Containers are more permanent. We still can have live, streaming analytics, but now a container will load the model and keep it ready to receive data all the time. This can be a useful configuration if the model is going to be large, the library requirements many, or the uptime constant. This is also a preferred method if you have a handful of workhorse models for all of your analytic needs.

At Adlumin, we aren’t drawing on heavy libraries and we need to evaluate many (>5000) models quickly, so a modification of the serverless option makes up the basis of our anomaly detection.

The beginning of our method starts by building a baseline model for each one of our users. This is set up on a weekly interval. We probe a large data store for user behavior data, build baselines (which are small weight matrices), and then store them in a fast NoSQL database.

To process live data, we collect user data in sessions, which are event streams broken into chunks. Once a session appears to be complete, we spin up a serverless process to read the session, query for the appropriate baseline, and evaluate the two together. A result gets passed to another database and the process dies, ready for the next session.

2. Get something that works, then test it.

Sometimes testing seems more like a necessary evil. The best test might be the biggest hurdle when you’re on a tight deployment timeline.

But you need to find a way to evaluate whether your analytics are returning sensible results. Again, there are options:

  1. Real testing: Someone has imparted you with a cherished “golden” data set. This data contains ground truth labels, and you can perform classic train-tests splits, evaluate metrics, and other rigorous testing.
  2. Natural testing: Instead of being handed a data set, you can construct a ground truth from information external to your dataset. Join multiple data sets, manipulate metadata, or come up with another way to create a target.
  3. Artificial testing: Make a data set! This is a great inclusion into a testing suite, even if you have either the first or second option. You can create small data that will be evaluable every time you push new code.
  4. Feel testing: Run your model on live data and observe the output. Does the output meet your or the users’ expectations? You want to know if you have a really noisy model, a quiet model, or something in between.

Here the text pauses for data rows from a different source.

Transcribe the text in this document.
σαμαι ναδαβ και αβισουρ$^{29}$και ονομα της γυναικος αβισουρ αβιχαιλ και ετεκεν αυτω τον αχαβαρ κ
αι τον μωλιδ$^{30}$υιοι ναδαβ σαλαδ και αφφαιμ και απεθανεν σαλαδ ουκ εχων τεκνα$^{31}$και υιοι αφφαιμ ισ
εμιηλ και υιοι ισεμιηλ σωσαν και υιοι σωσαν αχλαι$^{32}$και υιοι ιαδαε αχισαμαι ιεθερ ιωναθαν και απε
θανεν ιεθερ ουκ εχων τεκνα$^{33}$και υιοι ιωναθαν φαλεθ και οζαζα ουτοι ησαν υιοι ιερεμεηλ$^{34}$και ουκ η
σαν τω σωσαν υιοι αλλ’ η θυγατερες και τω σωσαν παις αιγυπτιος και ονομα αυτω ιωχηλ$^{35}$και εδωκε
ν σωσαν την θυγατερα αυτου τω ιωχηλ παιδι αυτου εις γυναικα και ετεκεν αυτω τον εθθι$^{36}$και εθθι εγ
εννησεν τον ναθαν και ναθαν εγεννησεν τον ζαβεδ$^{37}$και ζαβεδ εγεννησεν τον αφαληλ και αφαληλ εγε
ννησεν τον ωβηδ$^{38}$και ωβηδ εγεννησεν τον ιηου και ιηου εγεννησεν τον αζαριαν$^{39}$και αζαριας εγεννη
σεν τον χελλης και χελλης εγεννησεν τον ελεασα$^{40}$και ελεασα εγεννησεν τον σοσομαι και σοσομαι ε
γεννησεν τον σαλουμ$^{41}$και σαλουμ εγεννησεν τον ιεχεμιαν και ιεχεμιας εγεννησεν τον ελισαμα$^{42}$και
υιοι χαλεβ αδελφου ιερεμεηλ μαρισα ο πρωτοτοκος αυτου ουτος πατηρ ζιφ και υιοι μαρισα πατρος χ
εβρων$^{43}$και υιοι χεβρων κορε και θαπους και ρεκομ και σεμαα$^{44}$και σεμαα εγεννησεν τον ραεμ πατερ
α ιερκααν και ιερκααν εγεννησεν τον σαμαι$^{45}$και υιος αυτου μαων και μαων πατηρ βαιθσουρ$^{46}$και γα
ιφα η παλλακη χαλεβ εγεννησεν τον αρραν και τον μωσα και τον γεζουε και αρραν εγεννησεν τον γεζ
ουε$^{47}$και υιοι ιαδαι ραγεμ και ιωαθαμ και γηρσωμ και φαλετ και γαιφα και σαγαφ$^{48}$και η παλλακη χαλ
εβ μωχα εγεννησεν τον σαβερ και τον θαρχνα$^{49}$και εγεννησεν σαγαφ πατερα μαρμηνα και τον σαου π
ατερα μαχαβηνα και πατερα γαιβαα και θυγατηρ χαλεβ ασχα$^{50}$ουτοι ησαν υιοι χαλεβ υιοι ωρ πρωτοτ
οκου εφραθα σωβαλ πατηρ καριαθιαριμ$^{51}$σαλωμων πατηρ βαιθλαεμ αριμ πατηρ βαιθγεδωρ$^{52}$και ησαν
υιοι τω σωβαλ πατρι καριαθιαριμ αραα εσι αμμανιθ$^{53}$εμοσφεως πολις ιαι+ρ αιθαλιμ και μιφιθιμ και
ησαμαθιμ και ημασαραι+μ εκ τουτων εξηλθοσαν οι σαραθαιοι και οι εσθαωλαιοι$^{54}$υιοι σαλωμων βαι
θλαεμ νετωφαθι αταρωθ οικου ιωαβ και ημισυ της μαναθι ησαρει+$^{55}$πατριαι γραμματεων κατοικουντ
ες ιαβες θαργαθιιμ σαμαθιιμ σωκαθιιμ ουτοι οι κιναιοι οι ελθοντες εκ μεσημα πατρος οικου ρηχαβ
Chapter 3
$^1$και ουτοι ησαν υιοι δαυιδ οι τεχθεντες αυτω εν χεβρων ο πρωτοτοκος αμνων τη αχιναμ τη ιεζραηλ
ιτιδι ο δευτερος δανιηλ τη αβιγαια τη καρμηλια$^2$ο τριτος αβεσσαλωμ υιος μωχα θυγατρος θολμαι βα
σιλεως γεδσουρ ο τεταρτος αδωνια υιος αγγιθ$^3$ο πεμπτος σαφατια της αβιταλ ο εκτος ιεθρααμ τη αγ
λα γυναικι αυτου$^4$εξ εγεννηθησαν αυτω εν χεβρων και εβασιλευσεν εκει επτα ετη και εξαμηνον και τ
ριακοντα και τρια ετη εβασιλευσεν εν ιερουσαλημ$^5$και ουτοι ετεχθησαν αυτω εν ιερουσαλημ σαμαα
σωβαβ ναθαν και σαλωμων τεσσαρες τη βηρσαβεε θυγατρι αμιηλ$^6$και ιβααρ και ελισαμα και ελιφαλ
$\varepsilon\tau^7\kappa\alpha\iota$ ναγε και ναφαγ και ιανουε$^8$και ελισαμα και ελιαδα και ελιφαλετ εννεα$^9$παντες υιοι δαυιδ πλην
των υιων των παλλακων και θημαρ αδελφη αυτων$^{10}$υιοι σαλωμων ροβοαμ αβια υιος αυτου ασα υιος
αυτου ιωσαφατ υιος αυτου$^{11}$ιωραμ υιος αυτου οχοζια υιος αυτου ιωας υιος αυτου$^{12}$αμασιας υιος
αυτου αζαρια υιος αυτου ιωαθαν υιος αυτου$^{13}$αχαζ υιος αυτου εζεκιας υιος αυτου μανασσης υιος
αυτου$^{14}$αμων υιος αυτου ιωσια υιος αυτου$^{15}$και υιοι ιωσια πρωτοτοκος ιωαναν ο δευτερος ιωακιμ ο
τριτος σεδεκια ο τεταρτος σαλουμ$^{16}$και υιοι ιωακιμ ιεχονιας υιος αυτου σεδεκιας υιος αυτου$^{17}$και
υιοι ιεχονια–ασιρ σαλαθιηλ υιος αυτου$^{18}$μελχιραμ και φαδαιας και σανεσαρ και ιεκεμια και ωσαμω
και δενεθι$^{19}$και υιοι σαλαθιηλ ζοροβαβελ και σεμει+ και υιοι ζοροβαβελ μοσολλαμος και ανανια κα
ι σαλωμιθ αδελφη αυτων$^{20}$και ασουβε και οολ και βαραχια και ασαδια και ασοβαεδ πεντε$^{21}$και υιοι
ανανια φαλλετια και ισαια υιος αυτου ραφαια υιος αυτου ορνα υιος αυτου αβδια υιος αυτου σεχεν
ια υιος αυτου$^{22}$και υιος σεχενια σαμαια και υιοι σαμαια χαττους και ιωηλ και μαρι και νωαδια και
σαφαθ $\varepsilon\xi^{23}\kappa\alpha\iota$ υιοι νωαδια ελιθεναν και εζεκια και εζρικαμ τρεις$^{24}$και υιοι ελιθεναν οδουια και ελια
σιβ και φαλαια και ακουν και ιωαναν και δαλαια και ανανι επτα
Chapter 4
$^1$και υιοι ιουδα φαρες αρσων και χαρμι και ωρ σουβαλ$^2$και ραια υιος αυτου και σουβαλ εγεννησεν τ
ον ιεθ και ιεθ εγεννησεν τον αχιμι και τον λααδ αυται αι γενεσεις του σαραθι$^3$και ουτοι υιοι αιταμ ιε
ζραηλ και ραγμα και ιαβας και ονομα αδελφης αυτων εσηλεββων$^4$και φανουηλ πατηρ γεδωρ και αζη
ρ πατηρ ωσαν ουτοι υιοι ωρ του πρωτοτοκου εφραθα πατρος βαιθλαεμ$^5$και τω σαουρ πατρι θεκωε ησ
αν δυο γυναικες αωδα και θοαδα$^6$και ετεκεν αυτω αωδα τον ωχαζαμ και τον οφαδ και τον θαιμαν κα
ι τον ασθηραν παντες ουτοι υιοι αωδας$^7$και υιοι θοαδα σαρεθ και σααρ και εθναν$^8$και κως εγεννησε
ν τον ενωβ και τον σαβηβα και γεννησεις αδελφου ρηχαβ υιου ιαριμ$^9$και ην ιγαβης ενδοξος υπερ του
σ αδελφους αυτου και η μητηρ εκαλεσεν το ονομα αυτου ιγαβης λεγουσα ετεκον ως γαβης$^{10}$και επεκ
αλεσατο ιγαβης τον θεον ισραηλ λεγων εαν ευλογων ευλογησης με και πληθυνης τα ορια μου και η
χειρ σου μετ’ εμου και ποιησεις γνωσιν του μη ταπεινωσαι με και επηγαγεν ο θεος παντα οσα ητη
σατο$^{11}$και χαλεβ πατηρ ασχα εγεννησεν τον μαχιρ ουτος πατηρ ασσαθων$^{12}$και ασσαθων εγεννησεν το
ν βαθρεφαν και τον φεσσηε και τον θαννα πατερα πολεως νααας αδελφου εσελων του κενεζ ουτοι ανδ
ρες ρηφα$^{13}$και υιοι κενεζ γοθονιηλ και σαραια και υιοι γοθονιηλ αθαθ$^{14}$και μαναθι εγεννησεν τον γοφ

At Adlumin, we have some data that reflects ground truth. For instance, saved penetration testing data reflects what a single type of an attack might look like. This is a great opportunity to test out our models, but attacks can take a number of forms, which creates an upper bound on the utility of this data.

Additionally, we know a little bit about the users we monitor. For instance, many companies create service accounts to perform the same tasks, day in and day out. We test to see if we routinely flag these accounts, and if so, the models need to be heavily reworked.

Finally, we created our own data set, complete with data that reflects both normal and anomalous behavior. We integrated this into a test before model deployment.

3. Orchestrate a lot of things at once.

One additional item that makes this all work is orchestration. Orchestration assists our automated tasks by arranging the code and managing all of the tasks.

We use a continuous integration system that puts all scripts into the right places (e.g. updating the script for serverless processes, and pushing new code to the baseline generation server) when we push any new code. We don’t have to scp anything into a server—the push to our code repository covers everything.

In addition, tests will automatically fire when code gets pushed. If the tests fail, the code won’t be updated and erroneous stuff won’t get deployed.

Updating the whole operation piecemeal would be tedious and error-prone. There are too many moving parts! Orchestration also allows us to move quickly. As soon as we develop new code, it can be run against tests and put into the right place without having to consider any additional steps. This frees up time and also headspace formerly preoccupied with deployment details.

There are many other aspects to making streaming analytics work in a small team, but these are three important ones. Doing enterprise-level data science with a skeleton crew can be challenging, but it is rewarding and fun!